Reference Whole-Genome and Transcriptome Datasets
To characterize the functional effects of NOTCH2 noncoding mutations, a large-scale pan-cancer dataset consisting of somatic variants from whole-genome sequencing data and transcriptome data for tumor and matched normal samples were used. VCF files for somatic variant calling and gene expression matrices containing FPKM-upper quantile values were obtained from the Pan-Cancer Analysis of Whole Genomes (PCAWG) Project[29].
RNA-sequencing data processing and QC
We generated RNA-sequencing data of 31 desmoid tumor patients. We removed adapter sequences using Cutadpt [30], and aligned the trimmed reads using STAR [31] with hg19. Gene expression was quantified using RSEM [32]. Quality control check at pre-alignment step was conducted using FASTQC and at post-alignment step using RSeQC [33]. QC results were visualized with MultiQC [34]. At post-alignment step, we noticed two patients with potential problems in read distribution, and infer experiment criteria. Thus, we excluded those samples from future analysis.
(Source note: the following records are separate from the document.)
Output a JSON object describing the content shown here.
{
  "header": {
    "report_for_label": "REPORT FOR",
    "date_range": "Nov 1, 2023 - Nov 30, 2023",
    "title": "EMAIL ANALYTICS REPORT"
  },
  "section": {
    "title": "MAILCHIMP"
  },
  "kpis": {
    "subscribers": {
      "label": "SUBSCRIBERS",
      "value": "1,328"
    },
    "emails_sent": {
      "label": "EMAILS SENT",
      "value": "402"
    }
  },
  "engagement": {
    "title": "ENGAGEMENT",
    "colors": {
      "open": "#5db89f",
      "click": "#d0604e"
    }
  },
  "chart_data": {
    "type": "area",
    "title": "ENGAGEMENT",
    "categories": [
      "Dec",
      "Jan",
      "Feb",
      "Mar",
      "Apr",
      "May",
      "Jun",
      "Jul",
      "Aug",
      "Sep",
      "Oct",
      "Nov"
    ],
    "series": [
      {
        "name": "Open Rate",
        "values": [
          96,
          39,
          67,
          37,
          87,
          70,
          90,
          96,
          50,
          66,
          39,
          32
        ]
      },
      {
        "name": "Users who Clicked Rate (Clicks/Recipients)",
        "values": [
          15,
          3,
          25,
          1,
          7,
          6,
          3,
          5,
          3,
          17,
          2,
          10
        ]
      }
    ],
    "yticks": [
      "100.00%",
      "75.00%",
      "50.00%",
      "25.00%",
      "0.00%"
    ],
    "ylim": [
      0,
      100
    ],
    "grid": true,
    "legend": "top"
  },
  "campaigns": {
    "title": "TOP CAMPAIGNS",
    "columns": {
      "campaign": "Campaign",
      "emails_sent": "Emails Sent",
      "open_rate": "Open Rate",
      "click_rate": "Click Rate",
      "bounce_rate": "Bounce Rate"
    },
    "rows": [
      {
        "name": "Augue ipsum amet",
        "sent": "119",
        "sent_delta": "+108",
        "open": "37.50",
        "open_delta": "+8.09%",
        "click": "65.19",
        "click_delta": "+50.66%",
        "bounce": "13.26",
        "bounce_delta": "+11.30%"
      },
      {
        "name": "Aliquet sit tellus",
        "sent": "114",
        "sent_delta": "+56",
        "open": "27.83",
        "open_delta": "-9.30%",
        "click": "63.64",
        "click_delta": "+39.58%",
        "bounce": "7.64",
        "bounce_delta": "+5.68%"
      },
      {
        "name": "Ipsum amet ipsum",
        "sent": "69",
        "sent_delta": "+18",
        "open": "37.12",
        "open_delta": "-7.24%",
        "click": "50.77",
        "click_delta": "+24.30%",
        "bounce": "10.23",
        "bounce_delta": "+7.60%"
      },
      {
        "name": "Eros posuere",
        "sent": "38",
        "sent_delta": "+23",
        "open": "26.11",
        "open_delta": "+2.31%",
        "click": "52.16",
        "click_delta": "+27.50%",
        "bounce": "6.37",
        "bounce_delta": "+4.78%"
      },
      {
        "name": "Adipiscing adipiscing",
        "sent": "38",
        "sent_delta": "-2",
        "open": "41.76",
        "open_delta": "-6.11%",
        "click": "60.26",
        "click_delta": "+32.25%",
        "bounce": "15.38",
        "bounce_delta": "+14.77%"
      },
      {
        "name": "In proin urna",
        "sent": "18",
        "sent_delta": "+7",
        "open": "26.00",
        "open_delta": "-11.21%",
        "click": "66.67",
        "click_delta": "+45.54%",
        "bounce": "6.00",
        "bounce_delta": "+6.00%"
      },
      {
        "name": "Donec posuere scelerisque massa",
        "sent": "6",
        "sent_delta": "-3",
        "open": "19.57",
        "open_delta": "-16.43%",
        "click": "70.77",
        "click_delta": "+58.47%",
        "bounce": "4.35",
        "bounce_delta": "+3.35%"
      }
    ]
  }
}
Bioinformatics and Statistical Analyses
The χ2 test was used to assess correlations between marker status and clinical significance. All correlation analysis was conducted using spearman correlation. To assess statistical significance between responders and non-responders of imatinib, we calculated Mann-Whitney U test. All tests were two-sided and P < 0.05 is considered significant. Cleveland, scatter and box plots were generated by using ggplot2 R package and matplotlib python package.
To conduct enrichment analysis, we adopted two approaches. First of all, we identified genes that are significantly correlated with imatinib sensitivity and used those genes as input for EnrichR [35]. As an alternative step, we conducted Gene Set Enrichment Analysis (GSEA) between responders and non-responders using C2, C5, C6 and Hallmark MSigDB gene sets [36]. C5 Notch category was defined as Notch-related terms present in C5 category.
Progression-free survival (PFS) was calculated from start date of imatinib to date of progression or death and progression free rate at 16 weeks (PFR 16) was defined as proportions of patients without progression at 16 weeks, analyzed using the Kaplan–Meier method [SPSS version 18.0 (IBM, Chicago, IL, USA)].